De bonnes solutions ne peuvent être trouvées qu’à des problèmes bien définis.

Atomisation électorale

Alec Castonguay évoque justement le problème posé par le profilage électoral. «Le citoyen est devenu un consommateur qui s’attend à recevoir une offre personnalisée», écrit-il. Voilà une logique individualisante en profonde contradiction avec le fondement même de l’élection démocratique.

Car les élections se veulent un exercice d’expression d’une «volonté générale». Elles servent à tout un pays pour se nommer — pacifiquement — un gouvernement. Pas à un électeur isolé à se choisir un papa-gâteau particulier qui soit compréhensif et généreux à son égard.

Les élections servent aussi à désigner les parlementaires qui voteront les lois qui régiront universellement les vies de tous les citoyens. Pas à se magasiner un coach ou un piston personnel.

Comment pourrait-on identifier quelle «volonté générale» s’exprime dans les résultats d’élections après 26 millions de campagnes électorales personnalisées pour autant d’électeurs inscrits? Et pourquoi pas 26 millions de miniprogrammes de gouvernement pouvant aisément se contredire les uns les autres? Ceci est loin d’être une question hypothétique. Techniquement, nous y sommes presque déjà.

Aux maux de notre démocratie électorale, il faut chercher des solutions... démocratiques.

Prenons l’exemple des élections de 2012 aux États-Unis. On y a intensivement utilisé le profilage des électeurs dont les partis politiques canadiens se sont inspirés pour les présentes élections fédérales. Mais en plus, les organisateurs électoraux états-uniens ont conçu des campagnes et des publicités différentes pour chacun des marchés télévisuels. Par exemple, les campagnes et publicités qu’on voyait sur les télés de Burlington pouvaient être substantiellement différentes de celles sur les télés de Plattsburgh, juste de l’autre côté du lac Champlain. À tel point que pour les électeurs qui ne s’informent que par la télévision, le seul moyen sûr d’avoir une vue d’ensemble états-unienne de la campagne était de syntoniser PBS (disposant de moyens journalistiques limités) ou une chaîne planétaire (BBC World, CNN International, Al Jazeera English).
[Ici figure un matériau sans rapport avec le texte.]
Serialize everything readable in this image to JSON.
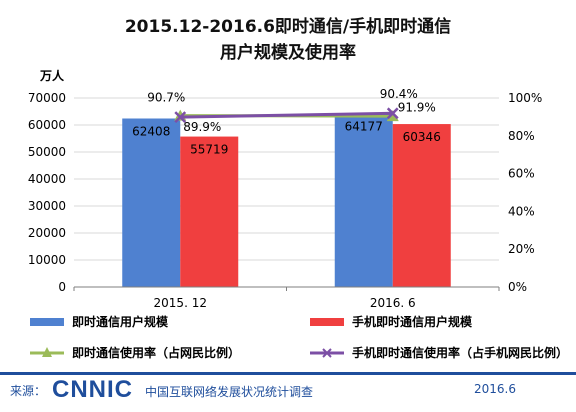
{
  "title_line1": "2015.12-2016.6即时通信/手机即时通信",
  "title_line2": "用户规模及使用率",
  "left_unit": "万人",
  "colors": {
    "bar1": "#4f81d0",
    "bar2": "#f03f3f",
    "line1": "#9bbb59",
    "line2": "#7c4fa5",
    "axis_text": "#000000",
    "footer": "#1f4e9c"
  },
  "chart_data": {
    "type": "bar",
    "categories": [
      "2015. 12",
      "2016. 6"
    ],
    "left_axis": {
      "ylim": [
        0,
        70000
      ],
      "ticks": [
        "0",
        "10000",
        "20000",
        "30000",
        "40000",
        "50000",
        "60000",
        "70000"
      ]
    },
    "right_axis": {
      "ylim": [
        0,
        100
      ],
      "ticks": [
        "0%",
        "20%",
        "40%",
        "60%",
        "80%",
        "100%"
      ]
    },
    "series": [
      {
        "name": "即时通信用户规模",
        "kind": "bar",
        "axis": "left",
        "values": [
          62408,
          64177
        ],
        "labels": [
          "62408",
          "64177"
        ]
      },
      {
        "name": "手机即时通信用户规模",
        "kind": "bar",
        "axis": "left",
        "values": [
          55719,
          60346
        ],
        "labels": [
          "55719",
          "60346"
        ]
      },
      {
        "name": "即时通信使用率（占网民比例）",
        "kind": "line",
        "axis": "right",
        "values": [
          90.7,
          90.4
        ],
        "labels": [
          "90.7%",
          "90.4%"
        ]
      },
      {
        "name": "手机即时通信使用率（占手机网民比例）",
        "kind": "line",
        "axis": "right",
        "values": [
          89.9,
          91.9
        ],
        "labels": [
          "89.9%",
          "91.9%"
        ]
      }
    ]
  },
  "footer": {
    "source_label": "来源：",
    "logo": "CNNIC",
    "center_text": "中国互联网络发展状况统计调查",
    "date": "2016.6"
  }
}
Or la numérisation actuelle des médias de masse permet des ciblages encore plus fins! C’est-à-dire l’individualisation croissante des contenus journalistiques et publicitaires. Exactement comme ce que font les Facebook ou Google. De plus en plus, chacune et chacun de nous pourront recevoir ou être exposés à des contenus personnalisés en vertu d’un profilage individualisé.

Collectivisation électorale

Le profilage des électeurs et la personnalisation de la communication électorale ne doivent pas conduire à une atomisation sociale qui menacerait la démocratie elle-même (déjà très imparfaite).
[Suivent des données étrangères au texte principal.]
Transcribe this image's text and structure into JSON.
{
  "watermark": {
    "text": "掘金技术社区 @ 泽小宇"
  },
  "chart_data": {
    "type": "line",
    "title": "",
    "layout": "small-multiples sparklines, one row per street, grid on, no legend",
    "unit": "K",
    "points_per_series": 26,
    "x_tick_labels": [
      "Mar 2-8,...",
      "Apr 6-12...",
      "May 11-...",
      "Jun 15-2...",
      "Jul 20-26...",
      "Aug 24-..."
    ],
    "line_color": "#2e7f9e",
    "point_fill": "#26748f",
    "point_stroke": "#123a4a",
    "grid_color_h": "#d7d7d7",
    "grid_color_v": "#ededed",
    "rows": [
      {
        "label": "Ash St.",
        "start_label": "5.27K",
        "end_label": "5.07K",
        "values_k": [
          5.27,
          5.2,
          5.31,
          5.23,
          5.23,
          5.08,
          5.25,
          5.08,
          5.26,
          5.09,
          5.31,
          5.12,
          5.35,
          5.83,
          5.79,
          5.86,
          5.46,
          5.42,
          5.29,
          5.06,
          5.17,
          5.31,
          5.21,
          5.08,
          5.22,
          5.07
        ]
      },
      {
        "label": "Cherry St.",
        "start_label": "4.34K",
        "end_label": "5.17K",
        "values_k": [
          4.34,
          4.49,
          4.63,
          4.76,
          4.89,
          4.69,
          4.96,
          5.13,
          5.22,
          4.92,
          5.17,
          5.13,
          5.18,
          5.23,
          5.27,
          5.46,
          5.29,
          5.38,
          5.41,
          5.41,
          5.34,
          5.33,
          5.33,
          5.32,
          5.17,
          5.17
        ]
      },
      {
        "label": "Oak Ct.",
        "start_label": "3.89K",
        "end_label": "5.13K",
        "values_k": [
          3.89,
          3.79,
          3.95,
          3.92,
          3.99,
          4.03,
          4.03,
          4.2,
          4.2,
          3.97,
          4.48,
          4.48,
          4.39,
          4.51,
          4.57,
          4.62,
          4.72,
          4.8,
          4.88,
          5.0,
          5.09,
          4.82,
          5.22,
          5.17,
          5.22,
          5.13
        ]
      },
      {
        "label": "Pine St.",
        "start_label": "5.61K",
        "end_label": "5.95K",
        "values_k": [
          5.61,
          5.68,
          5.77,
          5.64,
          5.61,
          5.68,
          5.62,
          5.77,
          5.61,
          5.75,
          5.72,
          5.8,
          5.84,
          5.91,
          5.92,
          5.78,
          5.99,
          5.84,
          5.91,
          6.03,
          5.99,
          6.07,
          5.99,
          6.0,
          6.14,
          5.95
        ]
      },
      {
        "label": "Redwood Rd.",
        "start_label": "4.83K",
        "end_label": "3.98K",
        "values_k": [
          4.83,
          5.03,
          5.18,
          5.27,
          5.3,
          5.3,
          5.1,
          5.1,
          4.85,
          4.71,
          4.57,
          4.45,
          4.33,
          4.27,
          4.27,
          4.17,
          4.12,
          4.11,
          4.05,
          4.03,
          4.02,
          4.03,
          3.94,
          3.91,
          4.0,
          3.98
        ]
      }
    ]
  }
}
La soudaine multiplication des débats télévisés dans la présente campagne fédérale représente un antidote bienvenu contre ces risques d’atomisation. En direct, en différé ou à travers ce qui en sera rapporté, l’ensemble de la population peut se retrouver dans une même agora pour entendre les mêmes propositions électorales.

Aux maux de notre démocratie électorale, il faut chercher des solutions... démocratiques.

Un autre antidote contre l’atomisation pourrait être d’obliger les partis politiques à rendre systématiquement publics tous les faits, arguments et promesses produits pour leurs communications personnalisées. Il ne s’agirait aucunement de révéler leurs tactiques de ciblages ou l’identité des électeurs ciblés. Seulement de permettre à tous les électeurs, à tous les médias et à tous les adversaires politiques d’apprécier et débattre le caractère véridique, réalisable et cohérent de l’ensemble des communications électorales officielles «autorisées et payées» par les partis et candidats.

À travers le web, l’informatique permettrait l’accès de tous à ces propagandes. Tout comme l’informatique offrirait les outils automatisés d’analyse de cette masse de communications.

Les pratiques électorales et du monde des médias s’informatisent. Ces évolutions rapides soulèvent des défis politiques et démocratiques plus ou moins inédits. Les réponses doivent d’abord être publiques et collectives.